Der Guardian analysiert in einem Editorial die Beziehungen zwischen evangelikalen und katholischen Organisationen in den USA und hofft, dass beide keine allzu gute Prognose haben: "Der skandalgeschüttelte katholische Klerus ist in liberale und konservative Fraktionen aufgespalten, die beide glauben, sie seien katholischer als der Papst. Nur ein Zustrom von Latino-Immigranten hält die Kirche am Boden. Aber dies bedroht die Allianz mit der evangelikalen Bewegung, die in den letzten dreißig Jahren immer rassistischer wurde. Sie stellte sich gegen die Immigration, aber auch gegen Homosexualität und das Klima-Thema. Dem Präsidenten verzeiht sie all seine Lügen und Liebeshändel, weil er so klar für 'white supremacy" einsteht. Aber wenn er Macht verliert, wird es den Fundamentalisten genauso ergehen. Durch ihre patriarchale Haltung zu den Frauen, haben sie die junge Generation bereits verloren."
Kulturpolitik
Ideen
Europa
Politik
Im Interview mit der Berliner Zeitung spricht der israelische Schriftsteller Etgar Keret über seine stark vom Holocaust und Militärdienst geprägte Familie und über die Rolle der Religiösen in Israel: "Für mich sind die Ultraorthodoxen im Land nicht das Hauptproblem, die Nationalreligiösen sind es. Die Orthodoxen wollen leben, wie sie es für richtig halten. Sie wollen mich nicht bekehren. Während die Rechten, die Nationalreligiösen, verlangen, dass alle das Gleiche sagen und man keine Kritik übt. Sie begründen das mit der Einheit Israels, aber diese Gleichmacherei hat etwas Faschistisches. ... An israelischen Universitäten soll jetzt eine Art ethischer Code eingeführt werden.

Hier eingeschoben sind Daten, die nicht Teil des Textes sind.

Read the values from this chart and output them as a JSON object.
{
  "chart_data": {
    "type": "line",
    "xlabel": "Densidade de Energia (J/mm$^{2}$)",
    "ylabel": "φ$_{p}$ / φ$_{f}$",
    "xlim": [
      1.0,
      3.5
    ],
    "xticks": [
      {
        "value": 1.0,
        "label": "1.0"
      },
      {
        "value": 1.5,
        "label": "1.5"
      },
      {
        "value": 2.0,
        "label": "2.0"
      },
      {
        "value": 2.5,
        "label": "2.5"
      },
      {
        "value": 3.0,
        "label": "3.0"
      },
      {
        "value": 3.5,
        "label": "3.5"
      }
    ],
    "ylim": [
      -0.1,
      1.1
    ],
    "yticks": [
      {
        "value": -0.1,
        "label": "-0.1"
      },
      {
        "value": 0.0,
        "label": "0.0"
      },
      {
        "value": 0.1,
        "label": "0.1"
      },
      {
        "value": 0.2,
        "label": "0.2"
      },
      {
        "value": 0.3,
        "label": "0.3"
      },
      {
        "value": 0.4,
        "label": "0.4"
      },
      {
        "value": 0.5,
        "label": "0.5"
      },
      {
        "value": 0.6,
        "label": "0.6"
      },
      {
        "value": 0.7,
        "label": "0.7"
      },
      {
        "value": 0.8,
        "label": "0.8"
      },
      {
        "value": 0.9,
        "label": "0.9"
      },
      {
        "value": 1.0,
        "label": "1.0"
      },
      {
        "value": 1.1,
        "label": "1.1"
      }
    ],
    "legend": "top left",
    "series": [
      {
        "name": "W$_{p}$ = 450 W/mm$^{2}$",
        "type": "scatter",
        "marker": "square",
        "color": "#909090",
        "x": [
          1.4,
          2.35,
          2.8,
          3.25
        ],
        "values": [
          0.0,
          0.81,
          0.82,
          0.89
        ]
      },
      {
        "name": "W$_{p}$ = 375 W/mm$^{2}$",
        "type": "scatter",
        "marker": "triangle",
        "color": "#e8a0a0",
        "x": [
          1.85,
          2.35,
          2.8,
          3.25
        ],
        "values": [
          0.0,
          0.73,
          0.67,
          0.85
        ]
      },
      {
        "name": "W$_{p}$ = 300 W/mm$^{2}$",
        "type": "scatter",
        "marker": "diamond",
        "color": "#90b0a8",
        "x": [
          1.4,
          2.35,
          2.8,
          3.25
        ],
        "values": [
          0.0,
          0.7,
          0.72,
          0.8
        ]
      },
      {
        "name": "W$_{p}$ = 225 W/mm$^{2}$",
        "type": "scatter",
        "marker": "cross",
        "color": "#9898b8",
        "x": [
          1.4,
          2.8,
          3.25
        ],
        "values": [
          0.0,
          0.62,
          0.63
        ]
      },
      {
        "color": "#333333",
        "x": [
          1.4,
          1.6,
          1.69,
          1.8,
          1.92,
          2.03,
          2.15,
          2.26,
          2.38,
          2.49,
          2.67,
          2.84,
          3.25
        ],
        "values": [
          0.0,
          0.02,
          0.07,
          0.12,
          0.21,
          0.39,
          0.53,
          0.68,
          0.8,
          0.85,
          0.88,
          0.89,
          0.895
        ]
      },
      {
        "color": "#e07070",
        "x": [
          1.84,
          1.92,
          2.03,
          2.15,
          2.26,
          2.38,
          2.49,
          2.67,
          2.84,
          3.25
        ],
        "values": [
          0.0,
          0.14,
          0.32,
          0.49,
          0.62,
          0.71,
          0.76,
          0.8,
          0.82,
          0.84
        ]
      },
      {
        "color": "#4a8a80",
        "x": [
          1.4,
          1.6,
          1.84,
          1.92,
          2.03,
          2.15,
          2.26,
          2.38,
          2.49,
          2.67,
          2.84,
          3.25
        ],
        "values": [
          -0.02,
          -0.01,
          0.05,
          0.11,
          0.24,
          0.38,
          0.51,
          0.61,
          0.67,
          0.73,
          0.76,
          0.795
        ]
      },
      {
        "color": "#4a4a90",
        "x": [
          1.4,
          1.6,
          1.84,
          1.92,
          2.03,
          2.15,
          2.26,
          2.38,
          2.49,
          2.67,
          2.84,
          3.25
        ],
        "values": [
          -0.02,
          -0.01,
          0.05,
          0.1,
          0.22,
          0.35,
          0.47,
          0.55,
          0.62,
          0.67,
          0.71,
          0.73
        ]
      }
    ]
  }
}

Was nichts anderes heißt, als dass man nicht seine politische Meinung sagen darf. Und die Orthodoxen machen das alles nicht mit. Meine Schwester geht nicht wählen, und ich bin mir sicher, dass sie nicht das Gefühl hat, der israelische Premierminister repräsentiere sie."
Gesellschaft
Außerdem: Mariam Lau berichtet auf Zeit online über eine Debatte in Bonn, die über "islamkonformes Schwimmen" in einem neuen Bad kreist.